Władze Berlina postanowiły pozbyć się dzikich lokatorów z kilku budynków. Nie spodobało się to ani im, ani tym bardziej lewicowym aktywistom. Wkrótce doszło do największych w ostatnich kilku latach zamieszek, gdzie blisko 3500 ludzi wprowadziło zamęt na ulicach stolicy Niemiec. Nawet 120 funkcjonariuszy policji zostało rannych w wyniku ich działań. Jak mówią niektóre źródła, głównym powodem planowanej eksmisji było zakwaterowanie w budynkach uchodźców.
Niezależnie czy przedstawiony powód był prawdziwy, w próbie powstrzymania chaosu wzięło udział prawie 1800 policjantów. Uczestnicy zamieszek rzucali kostką brukową oraz butelkami, odpalali fajerwerki – przedstawiciele służb odpowiedzieli gazem łzawiącym. Niestety, zatrzymano ledwie 90 osób, gdy pozostałe zajmowały się ucieczką i podpalaniem samochodów, co ciekawe, głównie droższych.
Protestujący składali się głównie z młodych ludzi, zamroczonymi ideologią (Frank Henkel, członek Unii Chrześcijańsko-Demokratycznej, nazwał to wprost „Lewicową orgią przemocy”). Nosili głównie czarne bluzy z kapturami, slogany solidarnościowe z grupą squatersów, zwaną Rigaer94. Zachęcali w internecie swoich zwolenników do agresji i „zamiany miasta w strefę zagrożenia”. Teraz, po krótkim okresie spokoju, napięcie może nadal rosnąć.
Autorstwo: DoritosNachoCheese
Na podstawie: ZeroHedge.com
Źródło: ZmianyNaZiemi.pl
Superpaństwo zacznie się od superrozruchów, które stłumi nowa siła europejska IV rzesza.

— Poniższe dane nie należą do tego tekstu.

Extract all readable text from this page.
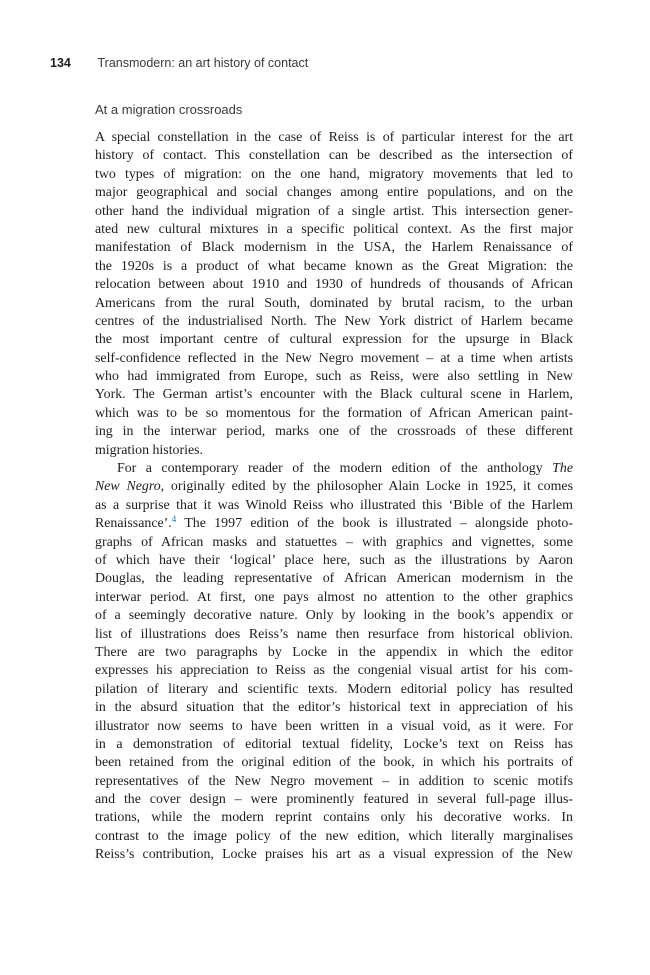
134 Transmodern: an art history of contact
At a migration crossroads
A special constellation in the case of Reiss is of particular interest for the art
history of contact. This constellation can be described as the intersection of
two types of migration: on the one hand, migratory movements that led to
major geographical and social changes among entire populations, and on the
other hand the individual migration of a single artist. This intersection gener-
ated new cultural mixtures in a specific political context. As the first major
manifestation of Black modernism in the USA, the Harlem Renaissance of
the 1920s is a product of what became known as the Great Migration: the
relocation between about 1910 and 1930 of hundreds of thousands of African
Americans from the rural South, dominated by brutal racism, to the urban
centres of the industrialised North. The New York district of Harlem became
the most important centre of cultural expression for the upsurge in Black
self-confidence reflected in the New Negro movement – at a time when artists
who had immigrated from Europe, such as Reiss, were also settling in New
York. The German artist’s encounter with the Black cultural scene in Harlem,
which was to be so momentous for the formation of African American paint-
ing in the interwar period, marks one of the crossroads of these different
migration histories.
For a contemporary reader of the modern edition of the anthology The
New Negro, originally edited by the philosopher Alain Locke in 1925, it comes
as a surprise that it was Winold Reiss who illustrated this ‘Bible of the Harlem
Renaissance’.$^4$ The 1997 edition of the book is illustrated – alongside photo-
graphs of African masks and statuettes – with graphics and vignettes, some
of which have their ‘logical’ place here, such as the illustrations by Aaron
Douglas, the leading representative of African American modernism in the
interwar period. At first, one pays almost no attention to the other graphics
of a seemingly decorative nature. Only by looking in the book’s appendix or
list of illustrations does Reiss’s name then resurface from historical oblivion.
There are two paragraphs by Locke in the appendix in which the editor
expresses his appreciation to Reiss as the congenial visual artist for his com-
pilation of literary and scientific texts. Modern editorial policy has resulted
in the absurd situation that the editor’s historical text in appreciation of his
illustrator now seems to have been written in a visual void, as it were. For
in a demonstration of editorial textual fidelity, Locke’s text on Reiss has
been retained from the original edition of the book, in which his portraits of
representatives of the New Negro movement – in addition to scenic motifs
and the cover design – were prominently featured in several full-page illus-
trations, while the modern reprint contains only his decorative works. In
contrast to the image policy of the new edition, which literally marginalises
Reiss’s contribution, Locke praises his art as a visual expression of the New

Jak od 2 lat wywłaszczają mieszkania emerytów to była cisza. Uchodźcy ISIS mają większe prawa od zwykłych obywateli. A dlaczego pod Reichstagiem czym domem Merkel niema rozrób ani demonstracji.
Fajnie tylko ostrzej i bardziej zdecydowanie trzeba.
buahaha te lewaki
3500 ludzi? największe zamieszki od 5ciu lat? to brzmi jak jakiś żart
Qbkinss, mylisz pojęcia – 3500 ludzi aktywnie robiło „dym”, a to spora różnica.
PS. a te dzielenie ludzi na jakieś sztuczne kategorie – „lewaki”/”prawaki” etc. jest tak żałosne, że aż boli, kiedy się widzi, że nawet ludzie na „niezależnych” mediach to łykają. Pora na pobudkę, zmianę paradygmatu, wyjście z tych przestarzałych form, które cały czas używa korpobanksterka (…i cykliści 😉 stosując niezmiennie „dziel i rządź”.